At one point during the Synod, Cardinal Robert Sarah urged Catholic leaders to recognize as the greatest modern enemies of the family what he called the twin “demonic” “apocalyptic beasts” of “the idolatry of Western freedom” and “Islamic fundamentalism.”

STORY: Cardinal Danneels warns African bishops to avoid ‘triumphalism’

“What Nazi-Fascism and Communism were in the 20th century, Western homosexual and abortion ideologies and Islamic fanaticism are today,” he said during his speech at the Synod last month. 

But African prelates’ adherence to orthodoxy has earned them enemies, especially from the camp of Western prelates bent on forming the Catholic Church in their own image and likeness, not according to Scripture, tradition, and the teaching magisterium of the Church. 

During last year’s Synod, German Cardinal Walter Kasper went as far as stating that the voice of African Catholics in the area of Church teaching on homosexuality should simply be dismissed.

African cardinals “should not tell us too much what we have to do,” he said in an October 2014 interview with ZENIT, adding that African countries are "very different, especially about gays.” 

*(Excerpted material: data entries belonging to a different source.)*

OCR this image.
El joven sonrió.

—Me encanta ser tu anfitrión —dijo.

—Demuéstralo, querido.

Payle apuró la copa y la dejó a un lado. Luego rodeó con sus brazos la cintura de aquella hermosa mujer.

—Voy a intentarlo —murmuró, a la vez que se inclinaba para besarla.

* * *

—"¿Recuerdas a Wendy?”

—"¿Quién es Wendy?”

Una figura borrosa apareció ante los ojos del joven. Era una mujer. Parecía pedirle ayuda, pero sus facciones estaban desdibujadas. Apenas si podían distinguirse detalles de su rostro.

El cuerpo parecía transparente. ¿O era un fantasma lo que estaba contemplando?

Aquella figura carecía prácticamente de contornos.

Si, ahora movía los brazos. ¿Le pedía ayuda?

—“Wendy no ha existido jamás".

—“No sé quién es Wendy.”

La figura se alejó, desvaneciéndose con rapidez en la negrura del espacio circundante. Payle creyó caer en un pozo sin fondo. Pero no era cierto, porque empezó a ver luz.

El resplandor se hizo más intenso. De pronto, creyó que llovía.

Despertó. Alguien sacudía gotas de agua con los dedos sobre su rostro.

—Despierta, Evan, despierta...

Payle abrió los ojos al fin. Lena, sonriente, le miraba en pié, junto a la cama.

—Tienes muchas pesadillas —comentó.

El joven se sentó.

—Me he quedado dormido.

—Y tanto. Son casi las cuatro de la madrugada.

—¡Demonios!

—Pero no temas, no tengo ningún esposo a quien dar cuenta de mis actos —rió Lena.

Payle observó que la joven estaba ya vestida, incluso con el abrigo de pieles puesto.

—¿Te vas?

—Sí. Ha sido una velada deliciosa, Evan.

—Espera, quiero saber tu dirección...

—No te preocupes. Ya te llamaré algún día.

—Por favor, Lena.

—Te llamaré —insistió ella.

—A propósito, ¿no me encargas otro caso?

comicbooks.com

Earlier this month Belgian Cardinal Godfried Danneels, instead of praising Africa for its vibrant and flourishing Catholicism, said that African prelates will one day have to look to Europe to get what he called “useful tips” on how to deal with “secularization” and “individualism.” 

The statement was criticized by one pro-family advocate as “patronizing of the worst kind” in light of the facts that numerous European churches are practically empty, vocations to the priesthood and religious life are stagnant, and the Catholic faith in Europe, especially in Belgium, is overall in decline.